Der Angeklagte und sein Strafverteidiger bestreiten die Vorwürfe. Er habe bei dem Auftreiben von Sponsoren geholfen, da er mit dem Veranstalter langjährig befreundet war. Das Motiv war somit eine reine Gefälligkeit. Im Falle einer Verurteilung droht eine Freiheitsstrafe von bis zu fünf Jahren.

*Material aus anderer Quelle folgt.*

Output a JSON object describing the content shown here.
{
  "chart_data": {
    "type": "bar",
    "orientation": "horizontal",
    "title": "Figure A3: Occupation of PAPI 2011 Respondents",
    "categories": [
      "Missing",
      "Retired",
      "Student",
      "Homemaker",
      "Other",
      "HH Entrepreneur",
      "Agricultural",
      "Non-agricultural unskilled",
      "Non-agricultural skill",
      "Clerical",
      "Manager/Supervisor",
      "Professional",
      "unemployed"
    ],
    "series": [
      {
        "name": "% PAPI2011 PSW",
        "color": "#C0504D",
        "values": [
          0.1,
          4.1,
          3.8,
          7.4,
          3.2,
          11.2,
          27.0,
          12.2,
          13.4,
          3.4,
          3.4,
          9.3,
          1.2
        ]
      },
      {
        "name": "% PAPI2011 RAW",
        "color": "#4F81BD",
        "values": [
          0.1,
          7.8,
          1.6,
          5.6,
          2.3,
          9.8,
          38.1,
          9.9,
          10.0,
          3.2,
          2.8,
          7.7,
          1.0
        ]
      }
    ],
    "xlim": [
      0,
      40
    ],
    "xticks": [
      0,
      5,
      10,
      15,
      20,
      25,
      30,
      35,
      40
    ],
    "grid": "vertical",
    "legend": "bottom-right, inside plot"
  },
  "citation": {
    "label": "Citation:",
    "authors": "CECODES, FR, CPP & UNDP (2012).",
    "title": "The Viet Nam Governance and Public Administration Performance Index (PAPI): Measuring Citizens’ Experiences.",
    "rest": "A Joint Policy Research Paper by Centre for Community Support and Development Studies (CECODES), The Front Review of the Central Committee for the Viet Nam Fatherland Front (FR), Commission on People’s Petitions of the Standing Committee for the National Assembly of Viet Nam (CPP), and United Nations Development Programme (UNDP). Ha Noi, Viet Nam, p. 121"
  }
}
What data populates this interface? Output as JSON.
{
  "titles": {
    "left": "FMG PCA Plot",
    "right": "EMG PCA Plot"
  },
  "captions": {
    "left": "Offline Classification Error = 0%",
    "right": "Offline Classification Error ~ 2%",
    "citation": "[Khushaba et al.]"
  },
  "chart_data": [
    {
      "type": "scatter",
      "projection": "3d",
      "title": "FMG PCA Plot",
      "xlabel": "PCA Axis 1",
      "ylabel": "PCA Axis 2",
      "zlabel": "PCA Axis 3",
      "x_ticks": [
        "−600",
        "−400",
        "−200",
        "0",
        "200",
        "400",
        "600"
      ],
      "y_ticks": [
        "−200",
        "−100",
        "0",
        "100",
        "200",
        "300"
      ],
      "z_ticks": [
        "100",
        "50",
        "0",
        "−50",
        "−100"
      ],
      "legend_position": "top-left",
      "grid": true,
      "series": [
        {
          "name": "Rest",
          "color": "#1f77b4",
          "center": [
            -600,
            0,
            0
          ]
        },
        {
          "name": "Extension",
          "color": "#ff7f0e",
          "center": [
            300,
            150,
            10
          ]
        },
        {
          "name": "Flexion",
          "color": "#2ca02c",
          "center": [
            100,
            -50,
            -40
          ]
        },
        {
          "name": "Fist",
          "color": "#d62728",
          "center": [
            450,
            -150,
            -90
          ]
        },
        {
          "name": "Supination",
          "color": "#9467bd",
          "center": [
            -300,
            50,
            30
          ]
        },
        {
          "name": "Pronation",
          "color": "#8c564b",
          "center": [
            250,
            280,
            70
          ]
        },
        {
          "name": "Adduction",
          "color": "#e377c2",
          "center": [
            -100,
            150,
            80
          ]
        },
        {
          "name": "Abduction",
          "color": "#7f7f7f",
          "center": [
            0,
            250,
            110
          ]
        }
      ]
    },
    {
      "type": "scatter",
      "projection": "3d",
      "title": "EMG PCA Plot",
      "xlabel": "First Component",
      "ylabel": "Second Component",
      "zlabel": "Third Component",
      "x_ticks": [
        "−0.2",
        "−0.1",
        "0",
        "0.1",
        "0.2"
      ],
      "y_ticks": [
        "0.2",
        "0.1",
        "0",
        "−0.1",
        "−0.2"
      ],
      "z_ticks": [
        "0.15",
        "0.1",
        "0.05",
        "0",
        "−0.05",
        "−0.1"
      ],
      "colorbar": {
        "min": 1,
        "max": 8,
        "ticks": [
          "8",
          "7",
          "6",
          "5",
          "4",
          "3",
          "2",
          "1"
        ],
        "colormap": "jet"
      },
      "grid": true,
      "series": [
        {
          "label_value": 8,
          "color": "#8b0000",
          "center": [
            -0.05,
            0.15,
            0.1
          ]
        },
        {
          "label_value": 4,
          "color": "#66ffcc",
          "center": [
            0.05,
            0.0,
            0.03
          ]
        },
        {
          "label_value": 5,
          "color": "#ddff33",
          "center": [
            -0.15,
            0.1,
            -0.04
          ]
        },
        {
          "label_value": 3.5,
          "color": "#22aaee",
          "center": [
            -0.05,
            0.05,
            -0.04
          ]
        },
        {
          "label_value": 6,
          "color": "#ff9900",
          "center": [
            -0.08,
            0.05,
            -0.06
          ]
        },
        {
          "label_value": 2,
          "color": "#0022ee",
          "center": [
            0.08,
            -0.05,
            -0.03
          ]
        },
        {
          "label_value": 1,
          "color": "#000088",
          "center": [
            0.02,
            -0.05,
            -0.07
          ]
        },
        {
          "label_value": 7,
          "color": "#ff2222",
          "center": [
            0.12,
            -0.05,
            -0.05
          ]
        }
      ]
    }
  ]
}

Das Verfahren gegen Christian Wulff wird demnächst vor einer anderen Strafkammer verhandelt. Wulff wird auch lediglich Vorteilsannahme und nicht Bestechlichkeit vorgeworfen. Der Unterschied: Während bei der Bestechlichkeit die Handlung gegen Dienstvorschriften verstoßen muss, reicht für die Vorteilsannahme auch eine rechtmäßige Diensthandlung. Wulff droht daher selbst im Falle einer Verurteilung eine Freiheitsstrafe von bis zu drei Jahren oder Geldstrafe.